I know there is quite a few of these, but for some reason I have so much trouble understanding probability properly, so was hoping to get some help.
Basically there are 8 horses racing, assuming they are all equal, I would assumed they have a 1/8 chance of placing in any particular value (first, second, third etc).
My first question is, assuming that I want to figure out the chance of placing within the top 4. Can I do (1/8)+(1/8)+(1/8)+(1/8) = 4/8 or 50 percent chance of placing on the top 4?
Second question is if I had two horses, what would be there chance of placing on the top 4? This I'm a little confused what to do, partly because I know if one horse places, that means the second horse only has a 1/7 chance of placing the other numbers? So I would guess you have 4/8 for horse 1 and also (1/7)+(1/7)+(1/7)+(1/7) = 4/7 for horse 2?
So that would get a (4/8)*(4/7) = 28.6 percent chance of both horses getting on the top four?
Any help would be amazing
Best Answer
Assuming there aren't any hidden horse dependencies, your approach to the first question is right. Any given horse has a $4/8 = 1/2$ chance of placing in the top half.

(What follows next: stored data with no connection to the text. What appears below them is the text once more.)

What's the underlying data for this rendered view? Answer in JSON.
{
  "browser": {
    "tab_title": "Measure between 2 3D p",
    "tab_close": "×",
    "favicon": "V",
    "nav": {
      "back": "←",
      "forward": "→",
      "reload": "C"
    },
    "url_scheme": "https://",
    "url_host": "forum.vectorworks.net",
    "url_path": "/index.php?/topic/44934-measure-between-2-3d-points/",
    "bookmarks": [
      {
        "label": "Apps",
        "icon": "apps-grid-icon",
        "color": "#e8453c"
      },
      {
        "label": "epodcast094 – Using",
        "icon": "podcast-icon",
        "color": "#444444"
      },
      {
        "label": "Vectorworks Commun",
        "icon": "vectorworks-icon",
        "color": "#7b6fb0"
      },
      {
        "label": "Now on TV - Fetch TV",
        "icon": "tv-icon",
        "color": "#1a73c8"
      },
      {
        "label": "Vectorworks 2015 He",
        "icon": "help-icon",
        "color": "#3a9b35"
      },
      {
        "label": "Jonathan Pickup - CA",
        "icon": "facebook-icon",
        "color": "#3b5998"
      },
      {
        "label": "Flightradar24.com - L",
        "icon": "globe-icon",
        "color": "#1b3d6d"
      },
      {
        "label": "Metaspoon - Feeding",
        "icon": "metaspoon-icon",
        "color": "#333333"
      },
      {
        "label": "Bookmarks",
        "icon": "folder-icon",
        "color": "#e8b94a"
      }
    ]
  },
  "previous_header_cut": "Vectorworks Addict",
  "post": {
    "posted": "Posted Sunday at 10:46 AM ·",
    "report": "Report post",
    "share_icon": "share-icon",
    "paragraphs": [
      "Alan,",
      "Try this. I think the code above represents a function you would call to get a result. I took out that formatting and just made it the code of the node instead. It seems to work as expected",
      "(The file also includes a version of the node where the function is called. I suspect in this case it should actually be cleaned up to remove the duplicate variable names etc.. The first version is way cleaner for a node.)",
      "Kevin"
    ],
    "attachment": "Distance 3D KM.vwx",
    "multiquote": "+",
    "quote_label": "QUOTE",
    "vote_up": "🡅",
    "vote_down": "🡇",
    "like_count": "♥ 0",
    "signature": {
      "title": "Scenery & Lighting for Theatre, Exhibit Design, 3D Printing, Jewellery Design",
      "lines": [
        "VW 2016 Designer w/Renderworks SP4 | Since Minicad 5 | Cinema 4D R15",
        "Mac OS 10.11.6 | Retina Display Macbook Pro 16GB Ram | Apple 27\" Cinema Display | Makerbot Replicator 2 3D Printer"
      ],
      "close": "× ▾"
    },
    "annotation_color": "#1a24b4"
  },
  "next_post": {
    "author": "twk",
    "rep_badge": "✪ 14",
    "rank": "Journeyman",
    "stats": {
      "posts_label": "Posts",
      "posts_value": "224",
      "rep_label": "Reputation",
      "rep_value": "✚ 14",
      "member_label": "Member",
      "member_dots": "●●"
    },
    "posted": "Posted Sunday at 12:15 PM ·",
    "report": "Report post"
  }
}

As far as the second question is concerned, it's easiest to consider the probability of neither horse finishing in the top half. Horse A finishes in the bottom half with probability $1/2$; horse B then finishes in one of the three remaining bottom half spots with probability $3/7$. Therefore, both finish in the bottom half with probability $1/2 \times 3/7 = 3/14$, so at least one of them finishes in the top half with probability $1-3/14 = 11/14$.
There is a more systematic way to approach these questions, using the binomial coefficients. We write $\binom{n}{k}$ (read "$n$ choose $k$"), to denote the number of ways to choose $k$ objects (order unimportant) out of $n$. So if we have two horses, and we want the probability that they both finish in the bottom half, we find the number of ways for them to finish in two of the bottom four spots, and divide that by the number of ways for them to finish in any spots:
$$ \frac{\binom{4}{2}}{\binom{8}{2}} $$
The expansion for the binomial coefficients is $\binom{n}{k} = \frac{n!}{k!(n-k)!}$, where $n! = 1 \times 2 \times 3 \times \cdots \times n$. That gives us $\binom{4}{2} = 6$ and $\binom{8}{2} = 28$, so the probability of them both finishing in the bottom half is $6/28 = 3/14$, as before.
ETA: If the desired probability is that both horses fall in the top half, that's equal to the probability that both of them fall in the bottom half—the halves being indistinguishable from that perspective—or, again, $3/14$.